At age 63, Arturo Malacara seemed the picture of health: The Euless pastor did 100 pushups each day, lifted weights, and swam regularly. But that impressive exercise regimen couldn’t overcome Arturo’s history of high blood pressure and cholesterol — and did little to protect him from a “widow maker,” the deadliest type of heart attack.
It happened one Sunday in July 2021, after he had just finished speaking as a guest minister in Cedar Hill.
Looking back, Arturo says he was blessed to be surrounded by people who knew to rush him to the emergency department at Methodist Charlton Medical Center, the only Level III trauma center and heart failure clinic in the southern sector of Dallas County.
12% SURVIVAL RATE
Arturo remembers sweating and feeling ill after his sermon. A nurse at the church took his blood pressure and determined he was having a heart attack.
“It felt like an elephant was sitting on my chest,” Arturo recalls. “I didn’t feel pain — I felt pressure.”
Once paramedics arrived, Arturo’s wife, Marifel Malacara told them to take Arturo to Methodist Charlton, where she works as the director of physical medicine and rehabilitation.
En route to the hospital, an emergency code alerted the medical staff of Arturo’s impending arrival, allowing them to transport him swiftly to the catheterization lab for diagnosis and treatment.
Tests revealed that Arturo’s left anterior descending artery, the heart’s primary supplier of oxygenated blood, was totally blocked. His heart was pumping only a fraction of its normal blood flow, says William Posligua, MD, cardiologist on the medical staff at Methodist Charlton.
Technically known as an ST-segment elevation myocardial infarction (STEMI), this type of heart attack can cause death within hours, if not minutes. The survival rate is a mere 12% — hence, its nickname: the widow maker.
Dr. Posligua treated Arturo with a minimally invasive procedure. He inserted a catheter through an artery in the wrist, guided it through his blood vessels, and placed a stent in his coronary artery to clear the blockage.

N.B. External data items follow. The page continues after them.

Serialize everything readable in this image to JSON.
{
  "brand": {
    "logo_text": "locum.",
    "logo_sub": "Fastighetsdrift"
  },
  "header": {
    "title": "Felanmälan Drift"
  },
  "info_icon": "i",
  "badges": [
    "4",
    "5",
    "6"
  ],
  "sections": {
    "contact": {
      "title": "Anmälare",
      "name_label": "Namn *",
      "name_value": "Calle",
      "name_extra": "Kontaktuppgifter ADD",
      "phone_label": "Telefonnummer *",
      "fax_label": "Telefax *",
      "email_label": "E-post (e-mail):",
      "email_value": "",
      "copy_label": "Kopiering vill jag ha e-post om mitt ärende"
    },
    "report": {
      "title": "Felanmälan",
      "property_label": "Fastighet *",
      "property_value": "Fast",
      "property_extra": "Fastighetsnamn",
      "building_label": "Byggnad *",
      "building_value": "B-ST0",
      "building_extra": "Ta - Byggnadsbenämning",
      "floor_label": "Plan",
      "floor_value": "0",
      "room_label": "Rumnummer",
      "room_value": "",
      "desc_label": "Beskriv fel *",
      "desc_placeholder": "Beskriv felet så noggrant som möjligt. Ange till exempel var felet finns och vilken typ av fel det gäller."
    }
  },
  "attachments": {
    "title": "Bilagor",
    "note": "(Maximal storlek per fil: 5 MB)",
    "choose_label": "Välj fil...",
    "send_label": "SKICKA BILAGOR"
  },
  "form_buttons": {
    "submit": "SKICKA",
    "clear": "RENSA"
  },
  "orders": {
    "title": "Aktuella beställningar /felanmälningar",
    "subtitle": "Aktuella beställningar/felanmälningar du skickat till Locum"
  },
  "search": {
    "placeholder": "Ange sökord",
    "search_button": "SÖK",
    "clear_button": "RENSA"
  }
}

“Arturo called for help. He didn’t wait, and maybe that is what kept him alive,” Dr. Posligua says.
TAKING TIME TO HEAL
Arturo was discharged after three days of intensive care, but he still needed three months of rehabilitative treatment at Methodist Charlton.
“I was used to picking up 30 pounds of weight with one hand, and they asked me to pick up two pounds — that was my limit,” Arturo says. “The medical team helped me understand that my heart needs to heal.”
Now, he has returned to work full time at his church and even serves as an on-call minister for several Methodist Health System hospitals. Arturo is also working to return to his previous fitness level.
“I know my heart is still healing, and Dr. Posligua continues to follow me and make sure that everything works well,” he says.